Where it will come into play is this type of analysis should be used as clear evidence about the undue burden the TRAP laws impose but the courts don’t give a fuck about that as their sisters, daughters, mistresses can all afford to travel to a blue state or out of the country for a little while.
aimai
Great post, as usual, Richard. Thanks so much.
JPL
Richard, How will the Hobby Lobby ruling affect your business model?
thatguy
Richard,
I would love to know your thoughts on Steve Parente’s editorial in the WSJ this morning.
For those who don’t know he’s a health economist who was Romney’s health advisor during the campaign.
Richard Mayhew
@JPL: If Hobby Lobby wins, it is a pain in the ass on the plumbing end if everyone and their asshole preacher brother can request a non-standard plan, but it is not a big deal as we have riders for everything as it is.
John S.
So awesome to see all the Cake love.

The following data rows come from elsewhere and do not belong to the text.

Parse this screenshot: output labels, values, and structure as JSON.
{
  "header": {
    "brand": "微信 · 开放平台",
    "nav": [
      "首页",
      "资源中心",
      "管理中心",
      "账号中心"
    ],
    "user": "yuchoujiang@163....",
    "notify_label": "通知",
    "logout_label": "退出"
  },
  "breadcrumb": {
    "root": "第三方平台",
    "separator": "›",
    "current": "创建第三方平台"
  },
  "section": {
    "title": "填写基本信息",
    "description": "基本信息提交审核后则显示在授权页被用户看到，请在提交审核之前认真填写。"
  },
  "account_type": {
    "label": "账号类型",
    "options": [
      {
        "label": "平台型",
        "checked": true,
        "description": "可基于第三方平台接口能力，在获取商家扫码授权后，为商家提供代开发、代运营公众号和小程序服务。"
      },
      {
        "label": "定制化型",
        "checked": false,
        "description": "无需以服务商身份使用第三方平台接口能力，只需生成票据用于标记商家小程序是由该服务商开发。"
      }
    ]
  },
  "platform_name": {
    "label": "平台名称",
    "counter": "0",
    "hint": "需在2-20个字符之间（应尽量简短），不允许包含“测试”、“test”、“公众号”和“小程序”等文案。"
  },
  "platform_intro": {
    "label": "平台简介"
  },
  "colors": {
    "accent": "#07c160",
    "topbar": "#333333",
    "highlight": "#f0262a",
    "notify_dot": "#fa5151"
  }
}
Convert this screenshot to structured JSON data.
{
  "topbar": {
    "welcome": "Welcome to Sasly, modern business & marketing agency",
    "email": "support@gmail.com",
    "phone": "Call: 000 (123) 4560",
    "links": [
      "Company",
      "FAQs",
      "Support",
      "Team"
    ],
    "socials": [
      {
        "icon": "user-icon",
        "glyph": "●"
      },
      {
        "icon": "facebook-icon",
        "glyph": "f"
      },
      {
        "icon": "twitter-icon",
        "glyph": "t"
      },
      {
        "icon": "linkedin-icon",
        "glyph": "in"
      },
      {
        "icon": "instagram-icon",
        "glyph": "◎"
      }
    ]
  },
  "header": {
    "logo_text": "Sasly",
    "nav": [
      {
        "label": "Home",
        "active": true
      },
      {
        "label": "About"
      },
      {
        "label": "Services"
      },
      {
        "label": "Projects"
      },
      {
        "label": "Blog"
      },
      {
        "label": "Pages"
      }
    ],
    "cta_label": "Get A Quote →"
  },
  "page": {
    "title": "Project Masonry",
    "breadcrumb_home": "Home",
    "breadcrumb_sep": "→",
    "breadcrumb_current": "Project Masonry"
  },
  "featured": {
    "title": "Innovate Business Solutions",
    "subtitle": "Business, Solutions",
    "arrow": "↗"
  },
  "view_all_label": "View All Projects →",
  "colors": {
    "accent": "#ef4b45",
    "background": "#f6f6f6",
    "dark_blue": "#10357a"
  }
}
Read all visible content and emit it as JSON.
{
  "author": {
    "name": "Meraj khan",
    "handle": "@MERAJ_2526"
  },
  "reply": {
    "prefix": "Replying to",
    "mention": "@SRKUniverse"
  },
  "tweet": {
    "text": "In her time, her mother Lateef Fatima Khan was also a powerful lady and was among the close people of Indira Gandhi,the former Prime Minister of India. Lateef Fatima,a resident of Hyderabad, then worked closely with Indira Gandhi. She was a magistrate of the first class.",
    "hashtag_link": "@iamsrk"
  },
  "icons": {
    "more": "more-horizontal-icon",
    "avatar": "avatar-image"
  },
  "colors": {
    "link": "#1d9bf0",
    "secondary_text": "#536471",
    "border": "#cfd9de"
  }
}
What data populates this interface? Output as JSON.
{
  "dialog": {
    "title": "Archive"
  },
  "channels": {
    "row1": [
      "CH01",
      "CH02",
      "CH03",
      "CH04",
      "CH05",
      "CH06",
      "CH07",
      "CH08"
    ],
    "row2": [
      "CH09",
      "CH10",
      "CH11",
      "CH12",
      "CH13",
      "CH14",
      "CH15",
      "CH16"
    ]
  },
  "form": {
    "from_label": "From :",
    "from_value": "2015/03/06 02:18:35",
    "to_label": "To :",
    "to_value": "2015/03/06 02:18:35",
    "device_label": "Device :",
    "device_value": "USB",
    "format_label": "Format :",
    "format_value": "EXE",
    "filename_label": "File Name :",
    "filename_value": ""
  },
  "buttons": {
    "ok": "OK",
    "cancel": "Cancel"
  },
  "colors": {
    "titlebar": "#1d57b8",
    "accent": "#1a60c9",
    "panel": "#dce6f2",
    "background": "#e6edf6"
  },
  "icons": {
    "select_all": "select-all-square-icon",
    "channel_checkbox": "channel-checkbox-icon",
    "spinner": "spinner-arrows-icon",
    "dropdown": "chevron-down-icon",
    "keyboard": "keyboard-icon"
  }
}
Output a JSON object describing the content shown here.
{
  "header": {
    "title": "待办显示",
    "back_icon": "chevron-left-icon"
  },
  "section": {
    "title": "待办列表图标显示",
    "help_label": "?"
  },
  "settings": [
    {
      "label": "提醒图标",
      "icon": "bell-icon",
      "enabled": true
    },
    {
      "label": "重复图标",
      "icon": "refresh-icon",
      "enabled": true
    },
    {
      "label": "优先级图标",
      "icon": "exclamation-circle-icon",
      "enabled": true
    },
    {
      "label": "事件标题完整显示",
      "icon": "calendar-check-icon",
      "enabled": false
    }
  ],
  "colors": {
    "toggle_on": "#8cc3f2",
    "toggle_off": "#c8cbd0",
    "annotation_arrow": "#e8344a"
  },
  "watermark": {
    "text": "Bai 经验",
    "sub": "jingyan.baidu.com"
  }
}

I’ve been a huge fan for years, and always enjoy seeing them live.
FlipYrWhig
Churning, and burning, he yearns for the cup.
Suffern ACE
@John S.: I like the albums, but they gave the worst concert performance of a professional band ever when I went to see them. Maybe they were sick or something, but it appeared that they were too drugged up to play, and in fact, the bass player just left the stage for the last 20 minutes of the concert while the lead singer sat down and from time to time, just stopped singing. That was quite a few key members of the band going AWOL.
Richard Mayhew
@thatguy: Short version — he is full of shit.
Long version — if you assume that the subsidy structure will be changed so that the feds don’t eat the cost of above average premium growth, if you assume that the appropriate baseline for pricing changes is 2008-2013, especially weighing your model to 2008-2010 (gee what happened to the economy then), if you assume state regulators and political pressure will allow narrow networks to exclude any/all specialists, then he has an argument.
If one of those assumptions is pressured, much less violated, he is full of shit.
mattH
@Richard Mayhew: one more reason I’m glad you’re here.